The argument of using local combiners is interesting. To me, combiner class
is just another layer of transformer. It does not mean that the combiner
class has to be the same as the reducer class. The only criteria is that
they meet the associate rule:
Let L1, L2, ..., Ln and K1, K2, .., Km be two partitions of S, then
Reduce(list(Combiner(L1), Combiner(L2),..., Combiner(Ln))) and
Reduce(list(Combiner(K1), Combiner(K2), ..., Combiner(Km)) are the
same.
A special (maybe very common) scenario is that combiner and reducer are the
same class and reduce function is associate. However, this needs not to be
the case in general. And the class of the reduce outputs need not to be the
same as that of the combiner, if the combiner and the reducer are not the
same class.
Runping
-----Original Message-----
From: Doug Cutting [mailto:[EMAIL PROTECTED]
Sent: Sunday, April 02, 2006 1:30 PM
To: [email protected]
Subject: Re: [jira] Commented: (HADOOP-115) Hadoop should allow the user to
use SequentialFileOutputformat as the output format and to choose key/value
classes that are different from those for map output.
Eric Baldeschwieler wrote:
> I can not think of a case where this proposed extension complicates
> code or reduces compressibility. Since it is backwards compatible with
> your desired API, purists can simply ignore the option.
It makes the insertion of a combiner no longer transparent. The reducer
would have to know whether a combiner had been used in order to know how
to process the map output.
In general this seems like a micro-optimization. It saves little code.

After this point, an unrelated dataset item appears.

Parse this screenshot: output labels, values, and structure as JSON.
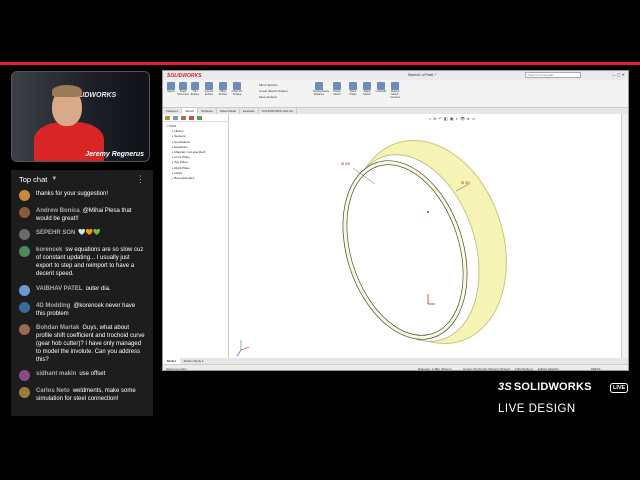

Instead of writing 'collector.collect(key, new List(value))' one could
write 'collector.collect(key, value)'.
Taking this to its logical extreme, in the classic word-count use of
MapReduce, why should one have to emit ones for the map values? Why
have a value at all? Why not add a collect(key) method, then permit
reducers to be passed an iterator which returns null for all values
where collect(key) was called. That would save a little code and make
the intermediate data a bit smaller. So should we do it? I'd argue not.
Doug